Australia needs strong economic management to unlock the investment required for roads, rail, hospitals and schools needed by Australia’s burgeoning population and to enable businesses throughout the country to reach their full potential to reach its full potential.
The Australian Steel Institute (ASI) supports strong management of the economy. A well-managed economy delivering growth creates an environment that supports investment in much-needed infrastructure, commercial and residential construction, mining and agriculture, and in which a robust, dynamic domestic steel manufacturing base and supply chain can flourish.
Since 1991, the Australian economy has enjoyed an unprecedented 27 years of uninterrupted economic growth. Meanwhile, its population has grown 43% from 17.28 million in 1991 to 25 million in 2018. Australia’s roads, rail, airports, energy infrastructure, hospitals and schools are at, or are approaching, capacity as a result.
Continued investment in infrastructure development is needed by state and Commonwealth governments to keep pace with the needs of Australia’s rapidly growing population. It’s a necessity if Australia is to unlock and increase productivity, nurture an innovation economy and remain competitive in a challenging global marketplace.
Funding for infrastructure is currently at unprecedented levels, but more will be needed to meet the country’s burgeoning population and to stimulate economic growth.
Commsec’s Craig James estimates that the investment in infrastructure taking place currently will be bigger than the mining boom of the last decade. In the year to March 2018, a record $35.8 billion worth of engineering work was done for the public sector. Excluding resources, engineering work yet to be done stands at $44.2 billion, just below record highs. Outstanding road and railway work are both at record highs. (Commsec 2018)
The federal government has committed over $70 billion to infrastructure from 2013–14 to 2020–21 and a further $75 billion in infrastructure funding and financing from 2017–18 to 2026–27.
However, Infrastructure Partnerships Australia says “every state and territory needs to keep the pedal pressed on infrastructure funding to meet the demands of population and economic growth. This will ensure the roads are less congested and that healthcare and education services are available when and where they are needed.” (Infrastructure Partnerships Australia 2018)
Steel is an important component of our advanced manufacturing capability. A vibrant Australian steel industry ensures a secure, flexible and high-quality supply of finished steel for everything from roads and bridges to skyscrapers, hospitals, schools and homes. It also supports the country’s transition to a more diversified, high-value-adding sustainable economy and plays a key role in achieving sustainability targets in both infrastructure and commercial development.
The Australian steel supply chain employs over 100,000 people and generates revenues in the order of $29 billion annually. It has an unusually high multiplier effect – that is, as many as six workers are employed in related industries for each person employed in the steel industry.
An independent and self-sufficient steel supply chain is a vital strategic economic asset.
But just as Australian steel industry is vital to the economy, so too is a strong economy vital to the wellbeing, continued growth and global competitiveness of Australia’s steel industry.
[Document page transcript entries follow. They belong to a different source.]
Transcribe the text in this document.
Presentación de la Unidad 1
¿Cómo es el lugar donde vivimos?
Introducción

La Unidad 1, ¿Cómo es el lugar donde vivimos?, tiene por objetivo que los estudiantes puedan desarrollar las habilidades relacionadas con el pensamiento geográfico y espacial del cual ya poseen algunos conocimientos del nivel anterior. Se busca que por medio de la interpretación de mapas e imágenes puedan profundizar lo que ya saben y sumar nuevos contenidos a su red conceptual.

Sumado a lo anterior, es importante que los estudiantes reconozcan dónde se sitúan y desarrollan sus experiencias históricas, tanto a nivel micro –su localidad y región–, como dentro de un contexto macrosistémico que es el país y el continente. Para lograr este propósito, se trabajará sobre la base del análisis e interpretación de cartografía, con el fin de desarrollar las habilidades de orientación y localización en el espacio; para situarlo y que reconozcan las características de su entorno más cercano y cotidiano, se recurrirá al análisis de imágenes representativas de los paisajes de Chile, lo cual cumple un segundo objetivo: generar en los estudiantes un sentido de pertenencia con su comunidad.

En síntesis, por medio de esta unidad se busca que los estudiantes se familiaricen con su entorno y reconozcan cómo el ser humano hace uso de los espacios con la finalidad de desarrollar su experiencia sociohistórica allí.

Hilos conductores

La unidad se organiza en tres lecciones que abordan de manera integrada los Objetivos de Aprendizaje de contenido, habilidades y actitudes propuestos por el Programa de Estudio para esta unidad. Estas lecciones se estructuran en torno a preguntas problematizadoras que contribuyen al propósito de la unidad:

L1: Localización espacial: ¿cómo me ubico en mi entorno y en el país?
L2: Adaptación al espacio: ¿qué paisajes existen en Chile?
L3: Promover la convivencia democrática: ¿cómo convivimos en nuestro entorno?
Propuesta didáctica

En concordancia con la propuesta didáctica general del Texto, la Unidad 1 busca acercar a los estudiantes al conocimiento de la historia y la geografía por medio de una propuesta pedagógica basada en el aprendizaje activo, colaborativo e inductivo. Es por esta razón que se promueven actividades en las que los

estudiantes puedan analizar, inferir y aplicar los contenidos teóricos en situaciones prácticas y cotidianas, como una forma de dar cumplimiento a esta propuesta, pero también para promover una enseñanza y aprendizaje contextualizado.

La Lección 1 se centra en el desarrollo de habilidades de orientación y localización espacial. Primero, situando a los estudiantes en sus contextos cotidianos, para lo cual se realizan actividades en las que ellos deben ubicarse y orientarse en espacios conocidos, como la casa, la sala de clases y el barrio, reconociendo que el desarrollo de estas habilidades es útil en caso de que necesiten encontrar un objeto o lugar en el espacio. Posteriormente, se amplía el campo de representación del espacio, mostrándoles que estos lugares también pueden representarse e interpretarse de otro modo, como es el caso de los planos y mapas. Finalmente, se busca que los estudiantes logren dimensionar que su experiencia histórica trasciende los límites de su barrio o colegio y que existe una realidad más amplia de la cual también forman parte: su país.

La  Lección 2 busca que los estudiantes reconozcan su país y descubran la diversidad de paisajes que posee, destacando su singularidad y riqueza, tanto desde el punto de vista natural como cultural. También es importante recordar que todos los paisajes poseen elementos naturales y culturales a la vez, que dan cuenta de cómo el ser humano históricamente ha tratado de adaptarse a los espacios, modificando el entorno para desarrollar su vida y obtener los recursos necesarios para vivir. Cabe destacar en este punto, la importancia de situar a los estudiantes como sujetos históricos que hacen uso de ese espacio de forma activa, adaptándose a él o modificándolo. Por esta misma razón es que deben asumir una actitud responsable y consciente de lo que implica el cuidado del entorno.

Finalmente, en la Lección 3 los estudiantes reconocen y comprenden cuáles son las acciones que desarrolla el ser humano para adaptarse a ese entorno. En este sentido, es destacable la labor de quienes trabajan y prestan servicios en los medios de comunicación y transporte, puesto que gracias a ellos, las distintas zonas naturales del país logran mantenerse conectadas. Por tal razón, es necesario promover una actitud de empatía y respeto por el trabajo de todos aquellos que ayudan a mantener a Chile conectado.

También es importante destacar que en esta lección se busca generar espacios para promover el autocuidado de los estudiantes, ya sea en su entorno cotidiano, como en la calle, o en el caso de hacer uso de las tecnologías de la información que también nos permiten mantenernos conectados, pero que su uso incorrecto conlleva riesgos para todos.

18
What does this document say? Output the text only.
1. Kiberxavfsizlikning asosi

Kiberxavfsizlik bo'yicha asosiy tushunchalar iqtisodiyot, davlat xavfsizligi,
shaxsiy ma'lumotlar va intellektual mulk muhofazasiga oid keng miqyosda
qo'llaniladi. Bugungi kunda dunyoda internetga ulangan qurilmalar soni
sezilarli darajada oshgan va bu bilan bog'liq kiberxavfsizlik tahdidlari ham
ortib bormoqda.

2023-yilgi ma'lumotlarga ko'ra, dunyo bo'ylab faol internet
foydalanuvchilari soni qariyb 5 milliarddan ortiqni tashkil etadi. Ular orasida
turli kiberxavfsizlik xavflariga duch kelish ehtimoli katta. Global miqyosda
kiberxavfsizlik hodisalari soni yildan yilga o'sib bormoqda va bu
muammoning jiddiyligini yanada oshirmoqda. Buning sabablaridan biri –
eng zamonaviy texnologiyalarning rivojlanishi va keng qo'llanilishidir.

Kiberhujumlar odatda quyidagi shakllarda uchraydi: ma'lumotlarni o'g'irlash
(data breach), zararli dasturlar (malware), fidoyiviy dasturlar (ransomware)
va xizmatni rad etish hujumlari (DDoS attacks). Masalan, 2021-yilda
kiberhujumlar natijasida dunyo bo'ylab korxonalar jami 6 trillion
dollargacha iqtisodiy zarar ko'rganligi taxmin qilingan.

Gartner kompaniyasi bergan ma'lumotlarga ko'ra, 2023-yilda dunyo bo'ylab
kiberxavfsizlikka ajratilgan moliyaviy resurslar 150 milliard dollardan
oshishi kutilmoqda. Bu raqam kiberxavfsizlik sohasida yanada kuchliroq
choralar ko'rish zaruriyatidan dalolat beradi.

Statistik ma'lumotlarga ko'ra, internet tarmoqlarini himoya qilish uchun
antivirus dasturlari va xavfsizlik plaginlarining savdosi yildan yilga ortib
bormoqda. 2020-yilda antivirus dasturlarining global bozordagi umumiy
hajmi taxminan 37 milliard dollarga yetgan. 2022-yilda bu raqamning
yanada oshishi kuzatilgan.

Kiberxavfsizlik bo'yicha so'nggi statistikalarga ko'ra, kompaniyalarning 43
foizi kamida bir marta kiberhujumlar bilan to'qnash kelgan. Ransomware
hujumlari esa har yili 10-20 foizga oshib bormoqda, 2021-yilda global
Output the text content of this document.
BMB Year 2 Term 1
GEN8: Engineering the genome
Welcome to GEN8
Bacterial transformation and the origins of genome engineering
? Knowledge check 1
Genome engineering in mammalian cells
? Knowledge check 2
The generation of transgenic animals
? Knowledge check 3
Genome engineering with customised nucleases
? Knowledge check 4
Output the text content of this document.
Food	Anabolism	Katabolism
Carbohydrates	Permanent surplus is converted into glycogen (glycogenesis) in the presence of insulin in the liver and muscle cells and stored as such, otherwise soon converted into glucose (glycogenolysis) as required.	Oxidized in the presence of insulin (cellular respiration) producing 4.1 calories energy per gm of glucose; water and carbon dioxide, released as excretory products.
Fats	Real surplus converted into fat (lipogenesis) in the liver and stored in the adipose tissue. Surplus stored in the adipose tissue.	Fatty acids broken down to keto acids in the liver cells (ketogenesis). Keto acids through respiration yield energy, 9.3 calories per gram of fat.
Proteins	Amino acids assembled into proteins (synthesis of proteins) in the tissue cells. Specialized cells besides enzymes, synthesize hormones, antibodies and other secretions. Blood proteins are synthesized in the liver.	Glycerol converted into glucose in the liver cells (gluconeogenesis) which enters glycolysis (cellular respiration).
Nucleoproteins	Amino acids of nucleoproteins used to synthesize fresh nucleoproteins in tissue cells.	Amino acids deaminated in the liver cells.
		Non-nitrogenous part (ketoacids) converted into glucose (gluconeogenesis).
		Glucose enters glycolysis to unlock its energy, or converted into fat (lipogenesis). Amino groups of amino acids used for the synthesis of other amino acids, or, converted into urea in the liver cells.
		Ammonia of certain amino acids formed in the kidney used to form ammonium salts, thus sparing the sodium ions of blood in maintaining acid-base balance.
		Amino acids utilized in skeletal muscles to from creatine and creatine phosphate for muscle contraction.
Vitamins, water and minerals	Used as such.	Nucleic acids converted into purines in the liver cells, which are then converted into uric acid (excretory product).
Maximising the share of local steel content in construction means the domestic construction industry and the steel value chain can benefit from nation-building infrastructure development if it receives the funding it needs and deserves.
The ASI advocates policy positions that maximise the potential for local industry to participate in infrastructure investment and optimise the delivery of much-needed infrastructure projects, while abiding with Australia’s international trade obligations.
Towards that end, the ASI supports the following initiatives:
The ASI supports state and Commonwealth government investment in productive infrastructure to lift and drive productivity improvements in the economy
The ASI supports budget and taxation policies that promote national competitiveness and encourage investment in infrastructure, industry, manufacturing, commercial and residential construction and in mining, oil and gas
The ASI supports ‘good debt’ for investment in productive, nation-building infrastructure projects as advocated by Infrastructure Australia and other expert, ‘arm’s length’ advisers, as an opportunity to promote national competitiveness and to create a positive economic environment for private sector investment.